Disimpan dalam Tak Berkategori

Comments Dropped leave a response

Banjir masih bertahan di ruas Jl Tol Sedyatmo menuju Bandara Soekarno-Hatta, hingga kemarin malam. Calon penumpang maupun kru pesawat tertahan akibat akses ke bandara terputus. Lalu-lintas bandara pun menjadi kacau.Mengantisipasi kejadian serupa di kemudian hari, Pemprov DKI Jakarta mengupayakan pembangunan jalan layang (fly over) di tol ke bandara. Demikian pula dengan pembangunan jalur kereta api dari Manggarai ke Bandara.

”Kita sudah sepakat untuk mengambil langkah-langkah penting. Untuk bandara akan dibangun jalan bertingkat. Rencananya sudah siap,” papar Gubernur DKI Jakarta, Fauzi Bowo, Ahad (3/2).

Namun, Gubernur tak menjelaskan rinci pembangunan fly over itu. Kepala Cabang Cililitan-Tomang-Cengkareng PT Jasa Marga, David Wijayanto, menjelaskan, jalan tol arah bandara akan dilebarkan. ”Selain dilebarkan, juga akan ditinggikan 1,5 meter,” kata David.

Rencananya, jalan Tol Sedyatmo ditambah dua jalur, dari pintu tol Kapuk (KM 22) hingga ke KM 28 atau tepat bersisian dengan Sungai Kamal. 

”Mudah-mudahan Maret sudah bisa dimulai pembangunannya,” jelasnya. Pada saat bersamaan, peletakan baru pertama jalur kereta Manggarai-Bandara senilai Rp 1,5 triliun, kata Kahumas PT KA Daops I Jabodetabek, Ahmad Sujudi, juga akan dimulai. Namun, masyarakat harus bersabar untuk dapat menggunakan kereta dengan rute sepanjang 27 kilometer tersebut.

”Kereta baru bisa beroperasi pada 2009, dan melintas di atas jalan layang di samping jalan tol,” urainya. Selain mempercepat arus lalu-lintas dari dan ke bandara karena jarak tempuhnya hanya 15 menit, alat transportasi ini akan menjadi solusi jika jalan tol tergenang seperti saat ini.

Sementara, jika genangan air di jalan tol bandara yang hingga kemarin malam masih terputus tak juga surut, administrator Bandara Soekarno-Hatta berniat mengalihkan penerbangan ke Lanud Halim Perdanakusuma, Jakarta Timur. Rencananya, kata Kepala Kantor Administrator Bandara, Herry Bakti, pemindahan itu hanya untuk penerbangan domestik.

Menhub, Jusman SD, akan mengeluarkan tata aturan standar bagi maskapai ketika menghadapi kondisi darurat seperti cuaca buruk yang membuat batas pandang di landas pacu bandara kurang dari 500 meter. Aturan ini mengharuskan maskapai menghargai penumpang.

Maskapai juga wajib memberi informasi yang jelas mengenai kondisi penerbangan beserta solusinya.

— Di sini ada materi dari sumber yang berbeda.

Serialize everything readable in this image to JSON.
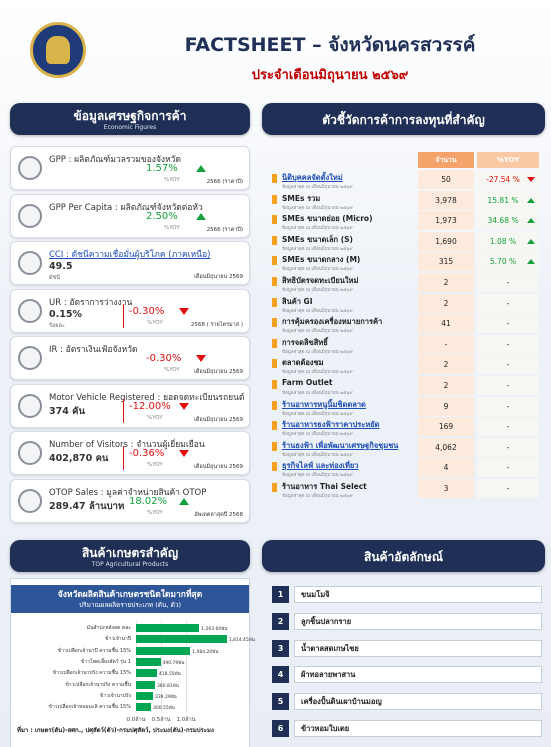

Misalnya, aturan yang menyebutkan jika terlambat satu jam, mesti beli tiket pengganti. ”Penumpang berhak menentukan pilihan dan tidak boleh dirugikan.”

Wapres Jusuf Kalla meminta agar pemprov menerapkan Perpres 36/2005 tentang pengadaan tanah bagi pelaksanaan pembangunan untuk kepentingan umum. Fauzi Bowo, saat dikonfirmasi, menegaskan akan secepatnuya memberlakukan Perpres tersebut.

“Dana kompensasinya akan dikonsinyasikan dengan pengadilan, “tegas Fauzi. Pembebasan tanah untuk banjir kanal, saat ini baru mencapai 72 persen dan ditargetkan tuntas tahun ini.

Sumber : www.republika.co.id

Respond now.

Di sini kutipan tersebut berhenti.